I am working on a competition dataset with over 5 million rows and 100 features. I’ve traditionally used XGBoost, but I am hearing that LightGBM is significantly faster for large-scale data. What are the primary trade-offs in terms of memory usage, training speed, and predictive accuracy between these two GBDT frameworks?
3 answers
LightGBM is almost always faster for datasets of that size because of its "Leaf-wise" growth strategy and Gradient-based One-Side Sampling (GOSS). While XGBoost grows trees level by level, LightGBM grows them leaf by leaf, which reduces loss much more quickly. More importantly, LightGBM uses "Exclusive Feature Bundling" to reduce the number of features, making it incredibly memory efficient. In my experience, XGBoost 2.0 has closed the speed gap significantly, but LightGBM still holds the edge when you are constrained by RAM or need very fast iteration cycles during hyperparameter tuning.
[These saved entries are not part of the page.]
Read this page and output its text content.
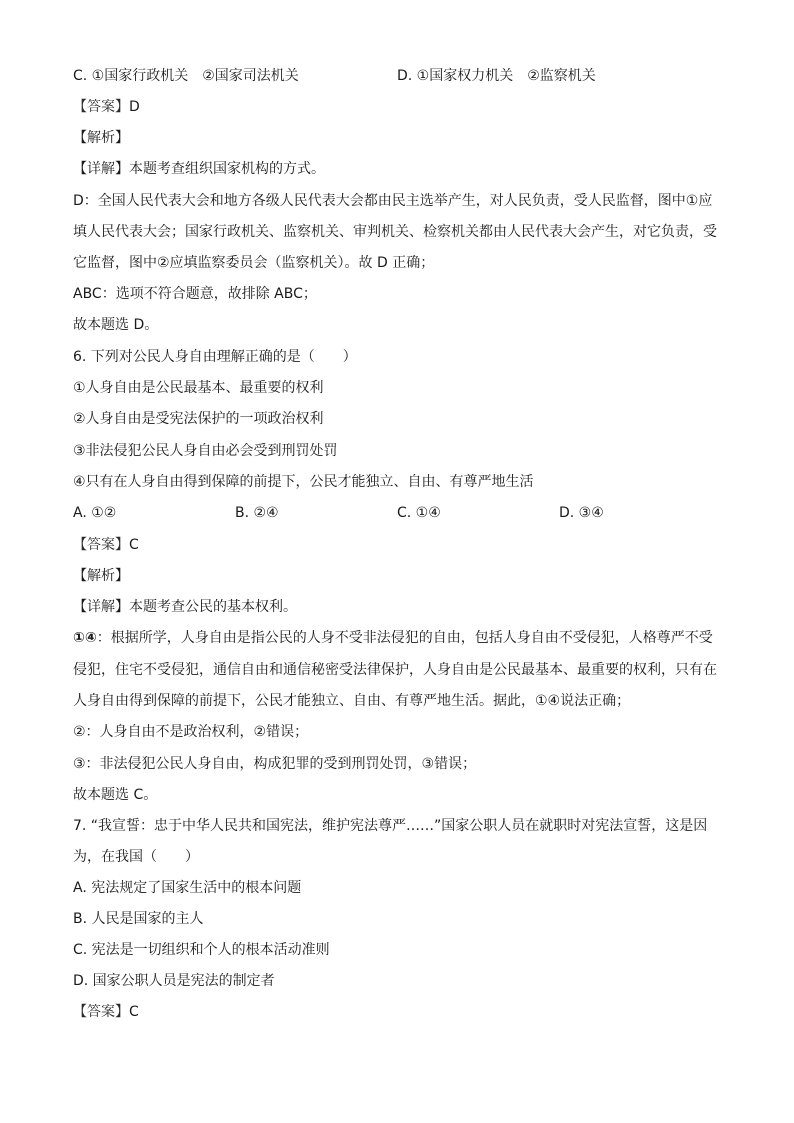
C. ①国家行政机关　②国家司法机关	D. ①国家权力机关　②监察机关
【答案】D
【解析】
【详解】本题考查组织国家机构的方式。
D：全国人民代表大会和地方各级人民代表大会都由民主选举产生，对人民负责，受人民监督，图中①应
填人民代表大会；国家行政机关、监察机关、审判机关、检察机关都由人民代表大会产生，对它负责，受
它监督，图中②应填监察委员会（监察机关）。故 D 正确；
ABC：选项不符合题意，故排除 ABC；
故本题选 D。
6. 下列对公民人身自由理解正确的是（　　）
①人身自由是公民最基本、最重要的权利
②人身自由是受宪法保护的一项政治权利
③非法侵犯公民人身自由必会受到刑罚处罚
④只有在人身自由得到保障的前提下，公民才能独立、自由、有尊严地生活
A. ①②	B. ②④	C. ①④	D. ③④
【答案】C
【解析】
【详解】本题考查公民的基本权利。
①④：根据所学，人身自由是指公民的人身不受非法侵犯的自由，包括人身自由不受侵犯，人格尊严不受
侵犯，住宅不受侵犯，通信自由和通信秘密受法律保护，人身自由是公民最基本、最重要的权利，只有在
人身自由得到保障的前提下，公民才能独立、自由、有尊严地生活。据此，①④说法正确；
②：人身自由不是政治权利，②错误；
③：非法侵犯公民人身自由，构成犯罪的受到刑罚处罚，③错误；
故本题选 C。
7. “我宣誓：忠于中华人民共和国宪法，维护宪法尊严……”国家公职人员在就职时对宪法宣誓，这是因
为，在我国（　　）
A. 宪法规定了国家生活中的根本问题
B. 人民是国家的主人
C. 宪法是一切组织和个人的根本活动准则
D. 国家公职人员是宪法的制定者
【答案】C
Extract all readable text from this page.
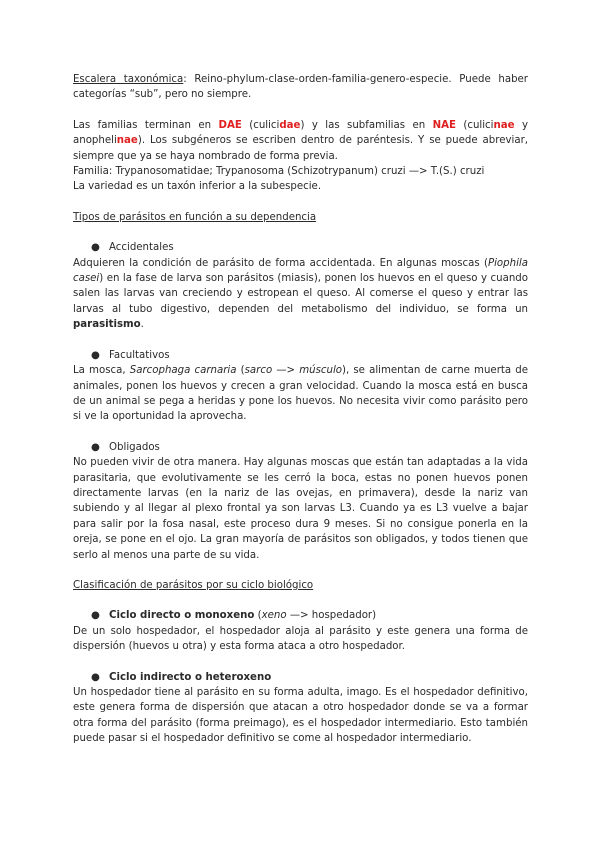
Escalera taxonómica: Reino-phylum-clase-orden-familia-genero-especie. Puede haber categorías “sub”, pero no siempre.

Las familias terminan en DAE (culicidae) y las subfamilias en NAE (culicinae y anophelinae). Los subgéneros se escriben dentro de paréntesis. Y se puede abreviar, siempre que ya se haya nombrado de forma previa.

Familia: Trypanosomatidae; Trypanosoma (Schizotrypanum) cruzi —> T.(S.) cruzi

La variedad es un taxón inferior a la subespecie.

Tipos de parásitos en función a su dependencia

● Accidentales

Adquieren la condición de parásito de forma accidentada. En algunas moscas (Piophila casei) en la fase de larva son parásitos (miasis), ponen los huevos en el queso y cuando salen las larvas van creciendo y estropean el queso. Al comerse el queso y entrar las larvas al tubo digestivo, dependen del metabolismo del individuo, se forma un parasitismo.

● Facultativos

La mosca, Sarcophaga carnaria (sarco —> músculo), se alimentan de carne muerta de animales, ponen los huevos y crecen a gran velocidad. Cuando la mosca está en busca de un animal se pega a heridas y pone los huevos. No necesita vivir como parásito pero si ve la oportunidad la aprovecha.

● Obligados

No pueden vivir de otra manera. Hay algunas moscas que están tan adaptadas a la vida parasitaria, que evolutivamente se les cerró la boca, estas no ponen huevos ponen directamente larvas (en la nariz de las ovejas, en primavera), desde la nariz van subiendo y al llegar al plexo frontal ya son larvas L3. Cuando ya es L3 vuelve a bajar para salir por la fosa nasal, este proceso dura 9 meses. Si no consigue ponerla en la oreja, se pone en el ojo. La gran mayoría de parásitos son obligados, y todos tienen que serlo al menos una parte de su vida.

Clasificación de parásitos por su ciclo biológico

● Ciclo directo o monoxeno (xeno —> hospedador)

De un solo hospedador, el hospedador aloja al parásito y este genera una forma de dispersión (huevos u otra) y esta forma ataca a otro hospedador.

● Ciclo indirecto o heteroxeno

Un hospedador tiene al parásito en su forma adulta, imago. Es el hospedador definitivo, este genera forma de dispersión que atacan a otro hospedador donde se va a formar otra forma del parásito (forma preimago), es el hospedador intermediario. Esto también puede pasar si el hospedador definitivo se come al hospedador intermediario.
Since you have 5 million rows, are you using a GPU-accelerated version of these libraries, or are you strictly sticking to CPU-based training?
Don't forget that LightGBM is highly sensitive to overfitting on smaller datasets. With 5 million rows you are safe, but always tune the 'num_leaves' carefully.
Bridgette is right. In LightGBM, 'num_leaves' should be smaller than 2^(max_depth) to prevent the trees from growing too deep and complex.
I’m currently on a CPU-only server with 64GB of RAM. Franklin, do you think the histogram-based algorithm in LightGBM will still outperform XGBoost in this environment, or is the GPU support the main reason people make the switch? I've noticed XGBoost can be quite a memory hog when it builds the initial histograms for such a high row count.